KJ watching a DVD in the car with her headphones |
Meghan, I think you're totally right to be upset about this. For one, he should have asked you. And two, she has plenty of time to have these things and there aren't any reasons why she should have them as a 5 year old. It just creates the avenue to abuse it later. Not saying she will, but as a teacher of juniors and seniors, I see it every day. These kids are obsessed with technology. Their cell phones, ipods, ipads, facebook, twitter. We're having huge problems with trying to control the use of cell phones in school. They look at them constantly. Almost like a bad habit or an addiction. They don't even realize it most of the time. I would tell him that you don't feel comfortable with her having her own accounts. Maybe compromise with one of them. A skype account or something that doesn't have the potential to be abused. Make sure he's clear that in the future, these types of decisions need to be made together and that he can't "buy" her love with the latest thing.
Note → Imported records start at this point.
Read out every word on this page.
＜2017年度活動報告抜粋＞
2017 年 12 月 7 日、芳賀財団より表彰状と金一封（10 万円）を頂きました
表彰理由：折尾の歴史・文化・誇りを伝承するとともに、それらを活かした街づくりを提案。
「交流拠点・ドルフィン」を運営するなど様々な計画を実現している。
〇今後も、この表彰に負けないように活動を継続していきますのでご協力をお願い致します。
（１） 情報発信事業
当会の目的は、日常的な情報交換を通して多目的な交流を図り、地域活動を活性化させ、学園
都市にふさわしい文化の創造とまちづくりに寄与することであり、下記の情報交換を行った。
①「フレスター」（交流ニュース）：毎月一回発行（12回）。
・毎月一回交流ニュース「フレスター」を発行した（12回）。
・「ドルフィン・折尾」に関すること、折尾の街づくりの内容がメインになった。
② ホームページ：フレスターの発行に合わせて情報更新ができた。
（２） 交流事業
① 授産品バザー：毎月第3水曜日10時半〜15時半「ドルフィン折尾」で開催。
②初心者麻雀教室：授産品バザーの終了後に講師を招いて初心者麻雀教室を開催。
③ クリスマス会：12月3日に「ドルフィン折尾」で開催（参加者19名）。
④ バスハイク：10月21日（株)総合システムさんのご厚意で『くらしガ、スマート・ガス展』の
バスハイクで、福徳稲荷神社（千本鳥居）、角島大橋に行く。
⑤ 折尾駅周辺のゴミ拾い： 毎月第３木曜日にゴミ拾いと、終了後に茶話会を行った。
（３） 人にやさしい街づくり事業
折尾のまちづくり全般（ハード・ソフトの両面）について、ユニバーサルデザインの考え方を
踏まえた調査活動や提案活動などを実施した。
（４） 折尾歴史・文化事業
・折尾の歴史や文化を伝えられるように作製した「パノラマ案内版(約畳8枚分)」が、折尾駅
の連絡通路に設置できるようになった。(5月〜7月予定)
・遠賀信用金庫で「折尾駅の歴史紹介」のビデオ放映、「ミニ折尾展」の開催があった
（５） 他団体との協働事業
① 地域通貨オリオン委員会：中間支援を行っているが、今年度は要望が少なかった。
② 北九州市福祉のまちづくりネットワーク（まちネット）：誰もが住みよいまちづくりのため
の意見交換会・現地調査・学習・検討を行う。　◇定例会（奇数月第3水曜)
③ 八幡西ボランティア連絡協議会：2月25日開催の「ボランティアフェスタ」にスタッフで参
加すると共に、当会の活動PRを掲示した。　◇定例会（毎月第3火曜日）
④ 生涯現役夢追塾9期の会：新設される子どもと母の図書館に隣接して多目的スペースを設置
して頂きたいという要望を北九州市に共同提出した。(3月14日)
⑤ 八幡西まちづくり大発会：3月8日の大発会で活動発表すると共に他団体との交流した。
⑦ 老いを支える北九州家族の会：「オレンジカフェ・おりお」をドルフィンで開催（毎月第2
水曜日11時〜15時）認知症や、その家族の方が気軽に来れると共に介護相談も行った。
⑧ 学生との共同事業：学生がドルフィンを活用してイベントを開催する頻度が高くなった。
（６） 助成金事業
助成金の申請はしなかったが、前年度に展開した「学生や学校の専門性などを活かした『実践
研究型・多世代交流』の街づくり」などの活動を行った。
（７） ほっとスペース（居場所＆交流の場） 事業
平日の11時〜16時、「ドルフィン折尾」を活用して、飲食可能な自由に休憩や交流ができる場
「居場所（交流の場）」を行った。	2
ReplyDeleteI think you are right she should not have such things at this age. It leads tio dangerous things as they dont have an emotional maturity to guard themselves. My cousin's daughter got herself in some trouble on her cell at 10 she was texting a boy she didn't know. Turns out he was a 30 year old man. Ask for all her account passwords and cancel them when she comes home. Talk to her about it. Children should never be alone on the internet. Predators target certain searches on the internet to display horrible, disgusting trash for innocent eyes to see. As for her dad...like he's going to listen to you. Send him some articles from the internet on the dangers of social media for kids and tell him to watch cyberbully. Hopefullly he well care more about what's best for KJ instead of being fun dad and trying to show you up. Probably not but one can hope.
ReplyDeleteI think you are totally in the right for feeling that she is too young. I don't currently have kids but I do have several nephews and a niece. My sisters-in-law set the 8 yr olds up for facebook pages (YES! You read that correctly!) and I almost had a conniption fit. I attempted to point out to them the dangers of kids these age having online profiles, predators that are out there, etc, but they didn't ever listen to me. Let alone the fact that this is a violation of the terms of service. They even allow the kids to have picture of themselves up. I don't understand at all the need for kids to have all the electronics. Every time I see a child with a cell phone I think to myself 'who are they really calling?' I get a TON of junk mail. Does he really want K.J. to receive email that say some lewd comments?! I could MAYBE understand an ipod nano or something tiny for music; easily monitored because you can see what is downloaded and deleted questionable content. You have primary custody and I feel he needs to respect that and also that you need to work together to make decisions. I agree that should consider deleting the accounts. Maybe use the ipod as a 'treat' or for when you make long trips. I can't imagine a child of 5 (even one as fantastic as K.J.) would be responsible enough to keep an ipod safe. Friends of mine let their 13 yr old daughter have a nano and she let it be sent through the washing machine. No more electronics for her. I do NOT feel like you are over reacting; if he had bought her an ice cream cone and you went balistic...maybe but a gadget for each year of her life? I think she has more stuff than ME!